I am new to regex and have been struggling for a while on this one: I want to transform LaTeX files to HTML.
I use mathjax to render equations and some javascript replace functions to convert the tags. I have nearly finished, but I still have an issue with the line breaks: I need to transform \\
to <br>
, but only outside the tags \begin{array}
and \end{array}
.
Example: in this portion, only the \\
before Montrer l'equivalence
should be replaced.
$M=\left(
\begin{array}{c|c}
A &B \\ \hline
C &D \\
\end{array}
\right)$
$in$ $\mathcal{M}_{n}(\mathbb{K})$ avec $A$ $\in$ $\mathcal{M}_{r}(\mathbb{K})$ inversible.\\ Montrer l'equivalence:
\[
\Bigl( rg(A) = rg(M) \Bigr) \Leftrightarrow \Bigl( D = CA^{-1}B \Bigr)
\]
\begin{enumerate}
\item Calculer $detB$ en fontion de $A$.
\item En déduire que $detB \geqslant 0$.
\end{enumerate}
$M=
\left(
\begin{array}{c|c}
A &B \\ \hline
C &D \\
\end{array}
\right)$
How can I do this with regex ?
EDIT: I have found here a handy regex tester...
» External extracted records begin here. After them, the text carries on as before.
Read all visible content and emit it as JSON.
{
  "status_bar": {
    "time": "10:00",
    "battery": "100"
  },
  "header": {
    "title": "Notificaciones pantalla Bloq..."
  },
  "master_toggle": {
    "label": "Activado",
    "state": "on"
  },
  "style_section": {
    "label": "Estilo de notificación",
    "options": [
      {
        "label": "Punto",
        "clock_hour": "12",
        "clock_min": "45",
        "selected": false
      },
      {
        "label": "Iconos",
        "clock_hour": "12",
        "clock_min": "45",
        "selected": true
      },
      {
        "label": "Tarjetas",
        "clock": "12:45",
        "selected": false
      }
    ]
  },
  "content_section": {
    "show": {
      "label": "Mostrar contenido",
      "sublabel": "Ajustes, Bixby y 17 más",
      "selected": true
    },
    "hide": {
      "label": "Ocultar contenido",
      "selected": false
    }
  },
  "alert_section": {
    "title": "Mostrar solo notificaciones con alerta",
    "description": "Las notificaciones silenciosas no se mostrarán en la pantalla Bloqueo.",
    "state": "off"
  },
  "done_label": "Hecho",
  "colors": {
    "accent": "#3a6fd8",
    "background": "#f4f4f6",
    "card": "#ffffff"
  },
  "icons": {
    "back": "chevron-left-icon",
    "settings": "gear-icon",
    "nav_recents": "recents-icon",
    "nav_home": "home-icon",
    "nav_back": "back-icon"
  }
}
You can use this pattern in a replace with a callback function that return the first capture group or <br>
when it is void:
/(\\begin{array}(?:[^\\]+|\\(?!end{array}))*\\end{array})|\\\\/
The idea is to match \begin{array}...\end{array}
before \\
to avoid to find \\
inside \begin{array}...\end{array}
.
detail:
(?: # open a non-capturing group
[^\\]+ # all characters but \ 1 or more times
| # OR
\\(?!end{array}) # \ not followed by "end{array}"
)* # close non-capturing group, zero or more times
This structure is more efficient than a simple .*?
that need many backtracks to succeed. It's a bit longer but more performant since it avoids lazy quantifiers.
(ps: remove the delimiters /
in regexpal)